По данным ряда авторов (цит. по Р.Н. Азаряну) у слабовидящих школьников показатели кистевой динамометрии ниже на 28,1 %, чем у нормально видящих сверстников; в показателях гибкости они уступают нормально видящим в среднем на 12-15 %. Б.В. Сермеев (1984) и Л.Ф. Касаткин (1967, 1970) указывают на очень низкое развитие мышечной силы у девушек. Показатели кистевой силы на 28,1 % ниже, чем у зрячих школьников.
По данным Е.И. Ливадо, А.К. Акимовой и А.А. Габриеляна, Р.Н. Азаряна (1989) у слепых и слабовидящих школьников плоскостопие встречается от 30 до 53,8 %. В связи с трудностями подражания и овладения пространственными представлениями нарушается правильная поза при ходьбе, беге, в свободном движении, в подвижных играх. Поза детей с остаточным зрением при чтении и письме с низко опущенной головой, монозрение, нарушение бинокулярного зрения отрицательно влияют на развитие дыхательной системы, опорно-двигательного аппарата, ведут к кривошее, к сколиозам, остеохондрозам в шейном отделе и другим нарушениям. По нашим данным (исследования 1998г.) у 79% слепых и слабовидящих детей Санкт-Петербургской школы отмечаются различные нарушения осанки и сколиозы. Наличие первичного дефекта не говорит о том, что у аномального ребенка должен развиться вторичный дефект.
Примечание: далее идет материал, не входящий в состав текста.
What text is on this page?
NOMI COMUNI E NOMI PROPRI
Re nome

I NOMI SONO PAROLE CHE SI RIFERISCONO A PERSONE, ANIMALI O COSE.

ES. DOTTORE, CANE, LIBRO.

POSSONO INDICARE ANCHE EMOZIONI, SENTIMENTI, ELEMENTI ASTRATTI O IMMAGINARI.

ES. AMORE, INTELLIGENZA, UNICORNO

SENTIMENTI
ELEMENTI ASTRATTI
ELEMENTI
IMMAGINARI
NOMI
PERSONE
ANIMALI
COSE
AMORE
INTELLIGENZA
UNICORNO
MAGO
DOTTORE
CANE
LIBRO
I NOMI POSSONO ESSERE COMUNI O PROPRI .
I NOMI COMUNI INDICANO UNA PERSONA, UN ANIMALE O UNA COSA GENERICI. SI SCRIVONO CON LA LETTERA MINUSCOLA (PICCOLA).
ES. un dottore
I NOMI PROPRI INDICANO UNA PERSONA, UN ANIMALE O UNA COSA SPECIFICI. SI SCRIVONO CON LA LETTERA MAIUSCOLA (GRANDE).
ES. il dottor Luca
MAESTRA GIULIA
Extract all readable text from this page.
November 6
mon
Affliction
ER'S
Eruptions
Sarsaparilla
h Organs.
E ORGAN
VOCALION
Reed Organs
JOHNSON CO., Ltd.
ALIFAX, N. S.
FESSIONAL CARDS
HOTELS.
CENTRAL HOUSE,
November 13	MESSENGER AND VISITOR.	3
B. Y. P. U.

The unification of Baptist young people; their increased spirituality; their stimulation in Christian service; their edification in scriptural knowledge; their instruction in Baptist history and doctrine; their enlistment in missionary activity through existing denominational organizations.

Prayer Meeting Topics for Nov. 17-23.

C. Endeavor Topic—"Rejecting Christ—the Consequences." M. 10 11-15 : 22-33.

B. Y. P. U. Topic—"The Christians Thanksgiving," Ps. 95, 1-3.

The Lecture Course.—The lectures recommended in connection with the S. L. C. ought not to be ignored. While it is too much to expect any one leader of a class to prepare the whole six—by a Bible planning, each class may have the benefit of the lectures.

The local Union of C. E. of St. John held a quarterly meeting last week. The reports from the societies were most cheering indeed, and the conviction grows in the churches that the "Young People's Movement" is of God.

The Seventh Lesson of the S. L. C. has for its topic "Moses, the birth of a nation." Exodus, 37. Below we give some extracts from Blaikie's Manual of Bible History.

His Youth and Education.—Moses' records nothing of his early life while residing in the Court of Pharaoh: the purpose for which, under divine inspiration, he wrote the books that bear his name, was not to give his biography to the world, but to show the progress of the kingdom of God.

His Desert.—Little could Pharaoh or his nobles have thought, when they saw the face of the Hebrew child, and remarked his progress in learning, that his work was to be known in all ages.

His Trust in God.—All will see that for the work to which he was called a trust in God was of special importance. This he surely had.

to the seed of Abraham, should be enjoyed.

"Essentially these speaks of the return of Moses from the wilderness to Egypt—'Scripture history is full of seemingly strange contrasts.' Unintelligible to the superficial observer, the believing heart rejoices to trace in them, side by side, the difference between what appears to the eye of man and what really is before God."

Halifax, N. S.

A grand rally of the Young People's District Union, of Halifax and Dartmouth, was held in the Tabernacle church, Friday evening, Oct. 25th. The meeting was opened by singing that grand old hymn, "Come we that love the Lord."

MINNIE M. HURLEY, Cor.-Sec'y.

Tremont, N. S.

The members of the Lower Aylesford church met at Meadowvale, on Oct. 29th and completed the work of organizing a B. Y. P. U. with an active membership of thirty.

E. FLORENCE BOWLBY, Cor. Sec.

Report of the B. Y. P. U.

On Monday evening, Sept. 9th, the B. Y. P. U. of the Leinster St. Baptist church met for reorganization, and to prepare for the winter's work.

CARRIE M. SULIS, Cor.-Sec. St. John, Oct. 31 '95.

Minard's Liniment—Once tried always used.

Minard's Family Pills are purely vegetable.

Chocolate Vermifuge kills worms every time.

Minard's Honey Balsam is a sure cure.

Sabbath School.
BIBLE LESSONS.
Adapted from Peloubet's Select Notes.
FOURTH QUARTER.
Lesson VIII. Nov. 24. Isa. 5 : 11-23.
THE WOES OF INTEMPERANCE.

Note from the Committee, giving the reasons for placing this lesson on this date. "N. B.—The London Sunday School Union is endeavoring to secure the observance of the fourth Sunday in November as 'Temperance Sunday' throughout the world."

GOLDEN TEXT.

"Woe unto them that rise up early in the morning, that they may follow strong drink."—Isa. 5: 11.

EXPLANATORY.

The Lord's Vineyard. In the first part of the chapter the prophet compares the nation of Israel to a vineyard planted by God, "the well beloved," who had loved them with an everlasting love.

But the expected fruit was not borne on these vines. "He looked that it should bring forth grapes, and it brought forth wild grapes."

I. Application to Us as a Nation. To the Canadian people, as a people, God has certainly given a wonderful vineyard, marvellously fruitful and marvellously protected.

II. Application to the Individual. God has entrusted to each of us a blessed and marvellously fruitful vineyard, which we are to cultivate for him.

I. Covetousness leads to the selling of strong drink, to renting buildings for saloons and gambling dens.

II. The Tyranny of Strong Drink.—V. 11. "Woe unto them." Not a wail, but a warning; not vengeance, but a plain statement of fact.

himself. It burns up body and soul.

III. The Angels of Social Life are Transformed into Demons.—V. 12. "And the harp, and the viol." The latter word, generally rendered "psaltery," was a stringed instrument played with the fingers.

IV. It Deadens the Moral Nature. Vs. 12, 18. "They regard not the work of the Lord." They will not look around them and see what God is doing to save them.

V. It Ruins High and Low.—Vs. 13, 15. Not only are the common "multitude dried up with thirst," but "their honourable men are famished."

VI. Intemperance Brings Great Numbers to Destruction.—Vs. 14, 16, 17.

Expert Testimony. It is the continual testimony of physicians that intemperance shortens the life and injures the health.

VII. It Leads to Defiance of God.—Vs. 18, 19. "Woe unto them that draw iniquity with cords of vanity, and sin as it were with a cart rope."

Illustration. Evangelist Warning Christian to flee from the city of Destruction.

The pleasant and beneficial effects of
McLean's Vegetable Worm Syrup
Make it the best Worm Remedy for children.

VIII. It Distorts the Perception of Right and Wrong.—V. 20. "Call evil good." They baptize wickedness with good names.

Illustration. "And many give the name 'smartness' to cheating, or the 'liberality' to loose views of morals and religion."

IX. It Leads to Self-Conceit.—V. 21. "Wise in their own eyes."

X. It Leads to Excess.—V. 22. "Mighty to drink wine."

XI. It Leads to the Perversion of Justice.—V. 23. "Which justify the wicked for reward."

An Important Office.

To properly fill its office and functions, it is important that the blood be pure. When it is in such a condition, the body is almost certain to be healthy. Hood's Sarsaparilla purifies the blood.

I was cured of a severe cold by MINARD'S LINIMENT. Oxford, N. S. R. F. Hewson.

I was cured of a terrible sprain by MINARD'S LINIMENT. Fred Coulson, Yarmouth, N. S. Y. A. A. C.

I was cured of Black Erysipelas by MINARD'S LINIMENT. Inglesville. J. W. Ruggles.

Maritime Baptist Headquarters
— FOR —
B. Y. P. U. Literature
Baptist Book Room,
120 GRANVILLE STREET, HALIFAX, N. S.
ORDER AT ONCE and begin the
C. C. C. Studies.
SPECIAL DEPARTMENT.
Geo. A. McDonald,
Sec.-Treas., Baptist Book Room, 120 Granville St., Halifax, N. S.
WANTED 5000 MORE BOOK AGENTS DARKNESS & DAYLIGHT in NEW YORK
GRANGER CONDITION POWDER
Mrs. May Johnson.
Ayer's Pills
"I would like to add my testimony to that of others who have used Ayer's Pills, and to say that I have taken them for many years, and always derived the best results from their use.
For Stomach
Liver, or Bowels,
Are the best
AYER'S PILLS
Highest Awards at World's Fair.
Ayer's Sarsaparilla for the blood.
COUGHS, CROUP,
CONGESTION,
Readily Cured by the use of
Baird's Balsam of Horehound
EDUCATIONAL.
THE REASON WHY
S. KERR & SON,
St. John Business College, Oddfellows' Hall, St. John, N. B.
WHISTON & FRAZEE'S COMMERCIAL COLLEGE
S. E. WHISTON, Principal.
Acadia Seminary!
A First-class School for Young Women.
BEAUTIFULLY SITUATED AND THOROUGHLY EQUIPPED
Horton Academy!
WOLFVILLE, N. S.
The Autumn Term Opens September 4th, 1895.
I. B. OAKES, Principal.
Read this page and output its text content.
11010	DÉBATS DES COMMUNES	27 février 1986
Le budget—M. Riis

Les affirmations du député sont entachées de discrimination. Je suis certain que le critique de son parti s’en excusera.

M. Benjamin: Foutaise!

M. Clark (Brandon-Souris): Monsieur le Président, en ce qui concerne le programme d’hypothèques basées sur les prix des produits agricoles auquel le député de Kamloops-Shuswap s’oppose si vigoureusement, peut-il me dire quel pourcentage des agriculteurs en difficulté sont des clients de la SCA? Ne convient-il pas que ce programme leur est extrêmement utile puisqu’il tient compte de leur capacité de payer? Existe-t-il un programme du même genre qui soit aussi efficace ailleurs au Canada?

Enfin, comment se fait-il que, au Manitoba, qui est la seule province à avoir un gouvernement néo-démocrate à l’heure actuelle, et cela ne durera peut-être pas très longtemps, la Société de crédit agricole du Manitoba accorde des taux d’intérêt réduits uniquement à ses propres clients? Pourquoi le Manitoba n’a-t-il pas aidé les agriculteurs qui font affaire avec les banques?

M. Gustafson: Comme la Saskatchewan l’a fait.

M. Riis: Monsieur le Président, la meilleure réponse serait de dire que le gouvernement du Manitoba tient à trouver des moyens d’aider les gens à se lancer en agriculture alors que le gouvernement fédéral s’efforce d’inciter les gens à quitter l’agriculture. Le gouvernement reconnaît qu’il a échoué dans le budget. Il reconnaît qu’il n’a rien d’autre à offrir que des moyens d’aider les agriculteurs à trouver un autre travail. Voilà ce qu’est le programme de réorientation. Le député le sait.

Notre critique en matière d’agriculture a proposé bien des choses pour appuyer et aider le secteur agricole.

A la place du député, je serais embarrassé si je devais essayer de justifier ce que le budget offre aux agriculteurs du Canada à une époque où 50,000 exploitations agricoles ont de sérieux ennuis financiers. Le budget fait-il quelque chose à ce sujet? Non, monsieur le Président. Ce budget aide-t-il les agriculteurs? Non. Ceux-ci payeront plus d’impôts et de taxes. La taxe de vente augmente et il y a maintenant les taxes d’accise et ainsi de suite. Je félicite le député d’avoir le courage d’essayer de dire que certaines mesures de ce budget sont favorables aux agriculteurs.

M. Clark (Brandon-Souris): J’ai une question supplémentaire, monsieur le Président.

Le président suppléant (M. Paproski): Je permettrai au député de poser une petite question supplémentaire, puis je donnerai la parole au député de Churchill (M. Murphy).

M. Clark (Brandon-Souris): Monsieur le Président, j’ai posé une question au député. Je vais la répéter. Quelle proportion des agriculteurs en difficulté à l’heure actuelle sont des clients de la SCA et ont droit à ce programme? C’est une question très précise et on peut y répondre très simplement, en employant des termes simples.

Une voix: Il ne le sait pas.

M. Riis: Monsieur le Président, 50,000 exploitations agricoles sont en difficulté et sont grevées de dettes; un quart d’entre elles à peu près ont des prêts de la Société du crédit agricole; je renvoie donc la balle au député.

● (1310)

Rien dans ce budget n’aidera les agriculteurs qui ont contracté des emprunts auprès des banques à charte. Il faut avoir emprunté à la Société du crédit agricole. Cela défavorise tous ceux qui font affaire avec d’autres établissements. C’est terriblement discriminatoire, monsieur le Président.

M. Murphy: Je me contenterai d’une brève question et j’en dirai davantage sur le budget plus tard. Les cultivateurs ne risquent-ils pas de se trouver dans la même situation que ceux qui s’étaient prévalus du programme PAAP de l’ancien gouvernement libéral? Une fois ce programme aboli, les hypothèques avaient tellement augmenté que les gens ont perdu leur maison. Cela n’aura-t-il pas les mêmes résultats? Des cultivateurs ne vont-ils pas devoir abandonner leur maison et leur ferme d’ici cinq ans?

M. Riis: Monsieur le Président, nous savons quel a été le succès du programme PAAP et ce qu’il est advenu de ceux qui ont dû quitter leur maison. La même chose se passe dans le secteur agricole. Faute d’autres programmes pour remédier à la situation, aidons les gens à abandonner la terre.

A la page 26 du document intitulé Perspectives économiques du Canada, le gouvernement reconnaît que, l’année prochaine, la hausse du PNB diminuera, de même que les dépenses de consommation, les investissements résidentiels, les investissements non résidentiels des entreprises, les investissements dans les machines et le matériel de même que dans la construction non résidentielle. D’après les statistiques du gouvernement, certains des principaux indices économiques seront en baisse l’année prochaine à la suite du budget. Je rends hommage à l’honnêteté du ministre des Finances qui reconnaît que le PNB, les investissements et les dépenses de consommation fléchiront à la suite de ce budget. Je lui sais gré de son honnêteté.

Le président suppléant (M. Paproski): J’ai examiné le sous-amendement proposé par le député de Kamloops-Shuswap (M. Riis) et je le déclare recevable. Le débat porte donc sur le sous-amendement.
Это зависит от социальных условий развития ребенка и от многих других факторов, описанных выше. Наша задача - предупредить развитие вторичных отклонений опорно-двигательном аппарате, сердечно-сосудистой и дыхательной системах, рационально используя средства ЛФК.
Все вышесказанное и наш опыт привели нас к пониманию причин возникновения вторичных отклонений в физическом развитии детей с глубокой патологией зрения, которые можно разделить на две группы. Первая группа:- Наличие сопутствующих заболеваний (ЗПР, ДЦП, нарушение эмоционально-волевой сферы, соматические заболевания и прочие); - нарушение у незрячего ребенка пространственных представлений, а отсюда - пространственной ориентировки; - отсутствие обратной визуальной связи с внешним миром, а, следовательно, отсутствие подражания; - незаконченность болезненного процесса, с которым дети приходят в школу (у некоторых наблюдается прогрессирование ведущего заболевания и его влияние на другие психические процессы). Вторая группа: - Небольшой запас предыдущего сенсорного восприятия, полученного в дошкольном периоде; - подверженность детей-инвалидов по зрению факторам гиподинамии и гипокинезии. В связи с этим данная категория детей находится в вынужденных условиях дефицита двигательной активности; - отсутствие мотива к формированию правильной осанки, позы, двигательных навыков, умений; - отсутствие социальных условий для гармоничного физического развития ребенка; - неадекватное отношение взрослых, окружающих ребенка, к вторичным отклонениям в его физическом развитии.